Zaman'ın haberine göre gazetenin "illüstratörü Necip Şahin'in şimdiye kadar denenmeyen bir tarzla kaşeleri (mühür) kullanarak yaptığı portre çalışmalarından oluşan ''Çizgi Ötesi Resim Sergisi'', Zaman Sanat Galerisi'de açıldı." Sergi ilginç. Haber daha da ilginç. Çünkü Zaman'a göre "şimdiye kadar denenmeyen bir tarz" olan kaşe/mühür/rubber stamp kullanma tekniği, aslında böyle ucuz numaralar için pek kullanılmıyordu. Açıkçası olayın görsel şiirle ilişkisi var ve ne yazık ki bu ilişkiyi de "illüstratör"ün kendisi bozmuş. Şöyle ki;
Birincisi fırça ya da boya yerine geçebilecek herhangi bir şey ile yapılan bir portrenin, konvansiyonel portre çizme/boyama ile ilişkisi kopmuş değildir. Yani kullandığınız malzeme, sonuçta istediğiniz şeye sizi götürmekte bir zorluk çıkarmaz. Yani karşımıza çıkan şey Nazım Hikmet'in suratıdır.

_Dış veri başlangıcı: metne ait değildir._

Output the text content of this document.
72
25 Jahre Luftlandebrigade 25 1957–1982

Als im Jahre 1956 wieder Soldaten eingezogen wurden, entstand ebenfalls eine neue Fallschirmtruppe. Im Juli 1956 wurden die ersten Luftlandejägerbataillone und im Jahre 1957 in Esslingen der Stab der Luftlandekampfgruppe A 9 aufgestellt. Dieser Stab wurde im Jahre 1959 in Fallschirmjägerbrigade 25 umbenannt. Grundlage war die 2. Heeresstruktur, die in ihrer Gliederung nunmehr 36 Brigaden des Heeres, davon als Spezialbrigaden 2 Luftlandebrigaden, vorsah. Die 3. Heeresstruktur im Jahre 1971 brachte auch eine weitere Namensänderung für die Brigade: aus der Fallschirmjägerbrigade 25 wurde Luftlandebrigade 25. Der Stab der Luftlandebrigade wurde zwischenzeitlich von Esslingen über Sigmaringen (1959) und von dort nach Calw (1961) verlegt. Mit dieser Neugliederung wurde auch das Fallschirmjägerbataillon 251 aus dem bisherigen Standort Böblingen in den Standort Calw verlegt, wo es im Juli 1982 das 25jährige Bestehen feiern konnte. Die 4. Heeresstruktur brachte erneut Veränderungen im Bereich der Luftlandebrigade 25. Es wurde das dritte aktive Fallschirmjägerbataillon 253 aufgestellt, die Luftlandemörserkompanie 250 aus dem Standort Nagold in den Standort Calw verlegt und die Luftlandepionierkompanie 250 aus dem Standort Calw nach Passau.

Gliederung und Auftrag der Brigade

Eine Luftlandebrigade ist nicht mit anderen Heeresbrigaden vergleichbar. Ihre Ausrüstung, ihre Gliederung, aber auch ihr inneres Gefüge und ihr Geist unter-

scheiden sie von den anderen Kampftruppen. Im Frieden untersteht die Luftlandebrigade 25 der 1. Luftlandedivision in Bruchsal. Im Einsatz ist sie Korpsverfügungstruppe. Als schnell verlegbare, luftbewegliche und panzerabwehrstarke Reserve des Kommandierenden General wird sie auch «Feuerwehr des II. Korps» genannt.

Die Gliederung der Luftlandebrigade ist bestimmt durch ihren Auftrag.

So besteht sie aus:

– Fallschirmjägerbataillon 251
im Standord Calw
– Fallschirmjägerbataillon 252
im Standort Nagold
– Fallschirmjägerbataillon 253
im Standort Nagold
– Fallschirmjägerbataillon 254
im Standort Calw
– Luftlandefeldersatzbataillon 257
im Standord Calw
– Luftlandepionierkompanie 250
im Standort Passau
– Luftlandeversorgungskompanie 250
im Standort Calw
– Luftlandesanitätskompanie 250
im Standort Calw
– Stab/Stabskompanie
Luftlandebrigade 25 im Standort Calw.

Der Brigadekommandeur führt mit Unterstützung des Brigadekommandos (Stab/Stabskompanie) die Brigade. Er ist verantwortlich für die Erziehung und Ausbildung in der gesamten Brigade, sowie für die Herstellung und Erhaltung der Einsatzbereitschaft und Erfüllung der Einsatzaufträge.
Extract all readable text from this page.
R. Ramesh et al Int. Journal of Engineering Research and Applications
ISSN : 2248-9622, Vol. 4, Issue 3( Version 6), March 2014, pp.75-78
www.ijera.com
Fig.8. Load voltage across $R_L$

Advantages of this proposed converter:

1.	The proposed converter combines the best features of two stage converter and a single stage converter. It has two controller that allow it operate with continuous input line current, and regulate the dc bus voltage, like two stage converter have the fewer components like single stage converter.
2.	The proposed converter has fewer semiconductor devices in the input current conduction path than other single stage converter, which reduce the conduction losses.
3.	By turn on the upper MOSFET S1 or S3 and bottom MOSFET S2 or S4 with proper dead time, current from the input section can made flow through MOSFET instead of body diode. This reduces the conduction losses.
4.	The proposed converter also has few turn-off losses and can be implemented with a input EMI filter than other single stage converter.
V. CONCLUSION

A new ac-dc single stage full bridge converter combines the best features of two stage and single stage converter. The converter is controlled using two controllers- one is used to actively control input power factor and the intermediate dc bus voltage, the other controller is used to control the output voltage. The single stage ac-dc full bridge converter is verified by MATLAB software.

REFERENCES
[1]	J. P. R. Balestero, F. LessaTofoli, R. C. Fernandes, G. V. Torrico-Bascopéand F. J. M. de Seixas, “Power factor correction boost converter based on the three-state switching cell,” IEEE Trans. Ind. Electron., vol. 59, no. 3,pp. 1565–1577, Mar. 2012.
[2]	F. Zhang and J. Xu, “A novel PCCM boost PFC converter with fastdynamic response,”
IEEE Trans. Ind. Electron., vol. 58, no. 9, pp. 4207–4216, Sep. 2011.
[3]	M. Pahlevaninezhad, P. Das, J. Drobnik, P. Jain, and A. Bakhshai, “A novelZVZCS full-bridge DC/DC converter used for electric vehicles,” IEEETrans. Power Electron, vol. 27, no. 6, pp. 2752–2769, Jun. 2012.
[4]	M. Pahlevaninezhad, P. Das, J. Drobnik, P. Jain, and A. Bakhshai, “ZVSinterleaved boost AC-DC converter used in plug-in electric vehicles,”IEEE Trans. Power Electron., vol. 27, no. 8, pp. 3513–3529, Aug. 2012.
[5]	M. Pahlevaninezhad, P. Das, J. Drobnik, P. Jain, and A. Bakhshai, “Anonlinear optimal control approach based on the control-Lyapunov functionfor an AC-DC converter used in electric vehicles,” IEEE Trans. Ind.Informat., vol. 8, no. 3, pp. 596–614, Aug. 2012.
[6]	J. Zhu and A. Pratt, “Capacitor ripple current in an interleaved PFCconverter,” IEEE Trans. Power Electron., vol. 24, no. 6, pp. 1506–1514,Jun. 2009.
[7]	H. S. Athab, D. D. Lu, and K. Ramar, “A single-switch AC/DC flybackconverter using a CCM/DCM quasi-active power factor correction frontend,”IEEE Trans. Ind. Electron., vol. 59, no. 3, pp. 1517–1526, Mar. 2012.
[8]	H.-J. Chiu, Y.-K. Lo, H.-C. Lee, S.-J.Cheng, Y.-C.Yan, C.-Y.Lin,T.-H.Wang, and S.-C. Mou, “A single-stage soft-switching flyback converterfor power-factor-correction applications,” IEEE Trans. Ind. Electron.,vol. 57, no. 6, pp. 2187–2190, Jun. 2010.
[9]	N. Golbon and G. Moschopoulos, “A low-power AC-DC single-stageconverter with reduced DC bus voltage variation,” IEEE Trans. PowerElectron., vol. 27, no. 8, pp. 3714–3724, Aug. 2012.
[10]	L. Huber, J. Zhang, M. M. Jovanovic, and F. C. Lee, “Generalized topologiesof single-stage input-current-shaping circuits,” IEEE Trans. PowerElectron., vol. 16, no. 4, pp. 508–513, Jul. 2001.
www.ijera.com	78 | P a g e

İkinci konu, kaşe ile fırça arasındaki fark yapılan resmin bu belli sonucu yüzünden ortadan kalkmıştır. Fırça darbesinin ve tonlamanın yapacağı şey, kaşenin vuruluş ve tutuluş şekli ile neredeyse aynıdır. Halbuki "kaşe"de çok daha fazla imkan mevcut. Bu "kaşe"nin boyamaya yarayan bir araç olması değil sadece, kaşenin kendisinin artık bir makina olarak baskı/yazı konusunu nasıl minimal bir araç olarak hayatımıza soktuğu, kişisellik ve aynı zamanda kamusallık, bürokratiklik, kimlik vs düşünüldüğünde, bir kaşeyi kağıda vura vura ortaya bir Necib Fazıl deseni çıkarmak, herhalde acayip bir iş olsa gerek.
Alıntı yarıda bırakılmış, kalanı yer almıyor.